Much of biology is iterative. We know something, it helps us discover the next step. But the thing that’s exceptional about genetic approaches to disease is that if we know the disease has a genetic basis, we can be agnostic with respect to its cause. Using relatively simple genetic technologies, we can rapidly identify new pathways underlying disease, which can inform new approaches to treatment.
What drew you to dermatology as a career?
In clinical practice, one becomes deeply involved in the lives of patients. What matters to them most is their disease. With atopic dermatitis, for example, the itch can literally drive people mad. Acne can be disfiguring. The rare genetic disorders I study impact almost every domain of life. Dermatologic disease has a significant impact on mental health and well-being, and intervening at the right moment can change a patient’s life.
It’s also an immensely satisfying field, especially now. Dermatology readily allows translation. To sample a piece of tissue, even from the youngest infant, is feasible with minimal discomfort. You take cells, culture them in a lab, interrogate their genome, and then correlate the things we find in the laboratory with clinical observations—which in turn feeds into therapy. An example of this was our effort to understand a relatively rare disorder, linearporokeratosis. This goes back to the idea of mosaicism. We found a series of individuals who had stripes of skin that were scaly or red or both. We found that in fact, each and every one of the patients had a germline mutation in a gene that was important for cholesterol biosynthesis, and a second mutation that showed up in those stripes, which conferred disease to those stripes. Knowing the genetic basis allowed us to create a simple topical therapy for this rare condition, which we’d ultimately find effective for the more common disorder, disseminated superficial actinic porokeratosis.
Science has sequenced the entire human genome, about 21,000 genes. But we understand only about 5,000 of them. There’s a lot of work still to be done, and it requires clinical insight. Physician-scientists have a unique opportunity to apply the lens of their scientific understanding to clinical care, but also to bring critical clinical insights back to the laboratory to conduct translational investigation which can lead to a new generation of therapies.
What characteristics set YSM apart from other institutions?

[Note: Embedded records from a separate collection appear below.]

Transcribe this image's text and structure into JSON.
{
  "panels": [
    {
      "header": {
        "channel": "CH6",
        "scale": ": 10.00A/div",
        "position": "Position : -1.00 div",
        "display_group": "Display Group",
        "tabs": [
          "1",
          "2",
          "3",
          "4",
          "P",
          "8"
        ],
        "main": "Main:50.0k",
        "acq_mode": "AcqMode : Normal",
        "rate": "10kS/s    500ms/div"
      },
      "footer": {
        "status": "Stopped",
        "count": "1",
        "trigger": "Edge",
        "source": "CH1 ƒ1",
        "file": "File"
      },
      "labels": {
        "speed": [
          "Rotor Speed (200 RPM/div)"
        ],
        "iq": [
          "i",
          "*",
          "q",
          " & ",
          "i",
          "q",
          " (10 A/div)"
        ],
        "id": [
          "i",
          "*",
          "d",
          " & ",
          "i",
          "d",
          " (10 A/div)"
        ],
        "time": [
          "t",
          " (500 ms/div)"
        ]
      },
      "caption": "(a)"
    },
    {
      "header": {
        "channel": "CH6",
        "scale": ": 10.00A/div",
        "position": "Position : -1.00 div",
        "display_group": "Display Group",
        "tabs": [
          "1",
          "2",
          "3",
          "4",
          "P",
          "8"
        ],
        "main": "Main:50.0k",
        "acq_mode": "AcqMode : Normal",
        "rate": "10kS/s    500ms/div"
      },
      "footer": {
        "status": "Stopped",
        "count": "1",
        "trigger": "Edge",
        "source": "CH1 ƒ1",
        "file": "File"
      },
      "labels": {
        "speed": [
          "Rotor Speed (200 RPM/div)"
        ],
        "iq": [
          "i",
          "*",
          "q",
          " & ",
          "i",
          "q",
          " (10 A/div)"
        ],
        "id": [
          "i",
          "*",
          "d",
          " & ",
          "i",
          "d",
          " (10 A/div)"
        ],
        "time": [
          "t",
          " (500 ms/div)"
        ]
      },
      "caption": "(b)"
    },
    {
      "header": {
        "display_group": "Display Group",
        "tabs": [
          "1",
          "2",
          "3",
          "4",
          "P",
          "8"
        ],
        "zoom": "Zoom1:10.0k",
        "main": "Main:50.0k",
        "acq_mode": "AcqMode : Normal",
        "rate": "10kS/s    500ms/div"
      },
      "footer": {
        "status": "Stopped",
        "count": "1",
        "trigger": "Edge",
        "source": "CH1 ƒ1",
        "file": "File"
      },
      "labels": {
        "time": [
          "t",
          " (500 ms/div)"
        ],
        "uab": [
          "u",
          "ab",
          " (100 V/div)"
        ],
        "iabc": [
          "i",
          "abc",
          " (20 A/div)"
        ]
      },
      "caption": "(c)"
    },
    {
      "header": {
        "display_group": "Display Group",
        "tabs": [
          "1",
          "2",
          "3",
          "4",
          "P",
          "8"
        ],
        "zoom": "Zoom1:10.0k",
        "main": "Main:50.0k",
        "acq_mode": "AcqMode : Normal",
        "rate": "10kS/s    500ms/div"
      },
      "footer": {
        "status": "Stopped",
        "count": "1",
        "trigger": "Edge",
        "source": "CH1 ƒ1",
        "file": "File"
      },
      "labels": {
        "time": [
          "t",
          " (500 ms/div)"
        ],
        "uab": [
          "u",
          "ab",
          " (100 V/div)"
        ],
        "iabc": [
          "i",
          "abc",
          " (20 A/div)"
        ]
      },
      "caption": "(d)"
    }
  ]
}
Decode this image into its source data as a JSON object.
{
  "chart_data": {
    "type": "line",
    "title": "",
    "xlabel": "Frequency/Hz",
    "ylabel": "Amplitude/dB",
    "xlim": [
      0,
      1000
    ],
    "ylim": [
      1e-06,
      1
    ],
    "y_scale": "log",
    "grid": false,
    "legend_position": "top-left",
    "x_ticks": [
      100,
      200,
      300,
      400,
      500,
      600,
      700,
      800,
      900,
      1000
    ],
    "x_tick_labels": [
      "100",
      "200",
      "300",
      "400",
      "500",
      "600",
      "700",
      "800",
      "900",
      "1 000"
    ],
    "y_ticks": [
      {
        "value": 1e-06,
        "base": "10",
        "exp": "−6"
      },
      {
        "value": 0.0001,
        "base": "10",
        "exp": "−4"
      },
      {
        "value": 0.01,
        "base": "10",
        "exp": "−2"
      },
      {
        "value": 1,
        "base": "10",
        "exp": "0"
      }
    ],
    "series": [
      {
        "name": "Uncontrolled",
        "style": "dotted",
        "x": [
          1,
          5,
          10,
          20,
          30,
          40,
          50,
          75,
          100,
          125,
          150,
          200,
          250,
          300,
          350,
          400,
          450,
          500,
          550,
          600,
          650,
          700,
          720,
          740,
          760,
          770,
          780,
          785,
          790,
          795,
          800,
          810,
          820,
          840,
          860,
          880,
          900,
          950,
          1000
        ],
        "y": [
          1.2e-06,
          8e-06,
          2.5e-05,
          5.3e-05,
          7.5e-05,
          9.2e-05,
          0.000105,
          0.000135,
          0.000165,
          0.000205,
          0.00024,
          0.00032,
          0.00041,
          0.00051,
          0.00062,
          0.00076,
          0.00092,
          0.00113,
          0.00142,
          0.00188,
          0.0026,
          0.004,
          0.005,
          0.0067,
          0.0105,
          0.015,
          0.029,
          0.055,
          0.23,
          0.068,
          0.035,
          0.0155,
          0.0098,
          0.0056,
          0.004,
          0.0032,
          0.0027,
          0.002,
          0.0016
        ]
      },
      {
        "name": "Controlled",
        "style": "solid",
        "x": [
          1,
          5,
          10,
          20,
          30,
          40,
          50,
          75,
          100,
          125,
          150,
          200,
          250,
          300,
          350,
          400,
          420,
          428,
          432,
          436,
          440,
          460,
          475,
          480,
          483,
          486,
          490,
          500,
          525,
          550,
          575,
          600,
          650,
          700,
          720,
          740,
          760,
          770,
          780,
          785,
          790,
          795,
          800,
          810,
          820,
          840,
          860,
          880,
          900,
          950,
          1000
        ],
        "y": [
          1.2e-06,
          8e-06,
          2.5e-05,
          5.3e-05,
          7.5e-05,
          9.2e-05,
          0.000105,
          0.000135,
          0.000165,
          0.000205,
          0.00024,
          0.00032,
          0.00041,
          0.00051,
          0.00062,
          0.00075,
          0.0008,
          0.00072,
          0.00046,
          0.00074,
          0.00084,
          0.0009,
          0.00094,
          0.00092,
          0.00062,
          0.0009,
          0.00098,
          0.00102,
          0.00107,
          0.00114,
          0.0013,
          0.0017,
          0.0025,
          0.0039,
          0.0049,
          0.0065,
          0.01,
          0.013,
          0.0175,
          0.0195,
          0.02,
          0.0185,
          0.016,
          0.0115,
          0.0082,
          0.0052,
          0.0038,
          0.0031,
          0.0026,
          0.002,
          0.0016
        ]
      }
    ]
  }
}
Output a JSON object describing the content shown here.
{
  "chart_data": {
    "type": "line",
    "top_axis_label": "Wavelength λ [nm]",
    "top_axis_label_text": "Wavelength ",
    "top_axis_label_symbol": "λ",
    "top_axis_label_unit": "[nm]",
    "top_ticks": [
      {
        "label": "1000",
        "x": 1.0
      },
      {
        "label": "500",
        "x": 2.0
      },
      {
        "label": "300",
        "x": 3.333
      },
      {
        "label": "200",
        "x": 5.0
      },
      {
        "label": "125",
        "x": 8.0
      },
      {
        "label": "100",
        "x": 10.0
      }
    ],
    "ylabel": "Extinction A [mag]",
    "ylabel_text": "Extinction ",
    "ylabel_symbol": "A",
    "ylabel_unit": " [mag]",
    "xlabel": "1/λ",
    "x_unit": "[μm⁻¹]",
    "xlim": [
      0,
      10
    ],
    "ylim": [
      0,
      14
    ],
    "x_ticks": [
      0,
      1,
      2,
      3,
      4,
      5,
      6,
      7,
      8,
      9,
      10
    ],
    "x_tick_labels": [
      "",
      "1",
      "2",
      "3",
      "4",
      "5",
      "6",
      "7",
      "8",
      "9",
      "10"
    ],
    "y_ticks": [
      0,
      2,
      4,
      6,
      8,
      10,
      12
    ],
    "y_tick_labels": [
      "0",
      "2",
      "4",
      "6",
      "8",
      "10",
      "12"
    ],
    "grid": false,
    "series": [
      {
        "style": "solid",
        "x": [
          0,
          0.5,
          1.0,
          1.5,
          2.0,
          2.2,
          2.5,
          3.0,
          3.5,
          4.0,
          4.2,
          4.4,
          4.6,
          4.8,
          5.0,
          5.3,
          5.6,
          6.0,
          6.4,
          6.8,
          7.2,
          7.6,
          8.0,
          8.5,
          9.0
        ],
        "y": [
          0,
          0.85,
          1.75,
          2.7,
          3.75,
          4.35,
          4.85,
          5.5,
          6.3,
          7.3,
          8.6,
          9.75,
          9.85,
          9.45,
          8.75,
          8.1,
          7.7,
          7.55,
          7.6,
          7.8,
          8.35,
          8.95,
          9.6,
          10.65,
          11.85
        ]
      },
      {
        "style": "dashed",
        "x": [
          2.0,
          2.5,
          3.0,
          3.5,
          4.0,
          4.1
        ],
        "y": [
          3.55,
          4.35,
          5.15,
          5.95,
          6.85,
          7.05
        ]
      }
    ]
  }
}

Yale has distinct advantages that help make it uniquely well equipped to develop physician-scientist careers. We have an extraordinary collaborative research environment, exceptional trainees, and the infrastructure necessary to take on big questions.
As much as we know today that we didn’t know 10 or 20 years ago, there’s still a great deal more to do when it comes to understanding our skin and how it works.
I’ve recently taken on the role of associate dean for physician-scientist development, and I lead a great team at the Office of Physician-Scientist and Scientist Development, which is charged with helping to launch the careers of developing faculty across fields at the medical school. It’s exciting work, since the faculty we train today will be the ones who shape our understanding of science and medicine for generations to come.